Cost seems to be a hurdle as local ingredients are not the cheapest option, but than again neither is craft beer! If your bottom line is your primary focus, local ingredients are probably off the table. Anyone in business has the goal of making a profit, however the amount of profit is your choice. Choosing who you work with and where to spend your company’s money really comes down to a brewery’s values and ethics. It seems slightly hypocritical to encourage patrons to support “local beer” without actually doing it ourself. Growing any crop in Ontario can be an unpredictable and a costly undertaking. If we want to see our industry grow and become more sustainable, we need to put our money where our mouth is and buy local ingredients to help those producers grow and not baulk at the cost per pound - which we should stress is not always the most expensive choice. (Sustainability has many facets and brewers should consider the carbon foot print of hops that were shipped in from across the continent or the world, versus what the footprint of locally grown hops might be). As brewers we should understand that efficiencies come with scaling up, scaling up requires growth, growth requires sales and support from the community. As the community, we need to support growers if we want to see them succeed.
Okay cool, so what?
Breweries could support their local hop farmers by working a beer into their consistent offerings that utilize or feature Ontario ingredients. Commit to one special release a quarter that uses 50% Ontario ingredients. Baby steps are great! Talk to local growers to see what they have and design a beer around that as oppose to dreaming up whatever the world can offer, save that for the other 90% of beers you make if that's whats important to you. Transparency and education are key. Willingness to be flexible and work with a live product is literally what we all signed up for as brewers. Farming is much riskier than brewing. A basic ale can be turned around in 14 days - that means a brewery could fill a single tank approx. 26 times in one year. That’s 26 opportunities to produce a product for market. Farmers growing hops and barley harvest once a year.
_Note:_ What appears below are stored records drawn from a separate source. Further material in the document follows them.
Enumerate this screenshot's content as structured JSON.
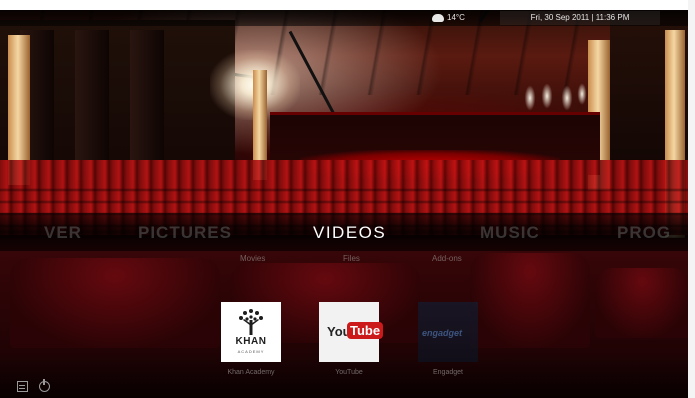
{
  "status": {
    "weather_icon": "cloud-icon",
    "temperature": "14°C",
    "datetime": "Fri, 30 Sep 2011 | 11:36 PM"
  },
  "main_menu": {
    "items": [
      {
        "label": "VER",
        "active": false
      },
      {
        "label": "PICTURES",
        "active": false
      },
      {
        "label": "VIDEOS",
        "active": true
      },
      {
        "label": "MUSIC",
        "active": false
      },
      {
        "label": "PROG",
        "active": false
      }
    ]
  },
  "submenu": {
    "items": [
      {
        "label": "Movies"
      },
      {
        "label": "Files"
      },
      {
        "label": "Add-ons"
      }
    ]
  },
  "addons": [
    {
      "label": "Khan Academy",
      "logo_title": "KHAN",
      "logo_subtitle": "ACADEMY"
    },
    {
      "label": "YouTube",
      "logo_you": "You",
      "logo_tube": "Tube"
    },
    {
      "label": "Engadget",
      "logo_text": "engadget"
    }
  ],
  "bottom_icons": [
    {
      "name": "favourites-icon"
    },
    {
      "name": "power-icon"
    }
  ],
  "colors": {
    "active_menu": "#ffffff",
    "inactive_menu": "#5f5f5f",
    "seat_red": "#c21414",
    "youtube_red": "#cc1a1a"
  }
}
That’s one shot for them, and to be sitting on inventory because all these booming breweries think of them but once a year… you can only imagine how discouraging that would feel. Imagine if our loyal beer drinkers only chose to drink craft but once a year.
Patrons can help push their locally-brewed beer into being locally-sourced through education and awareness. Ask your local brewery which Ontario growers they’re working with, if the answer is no one - ask more questions!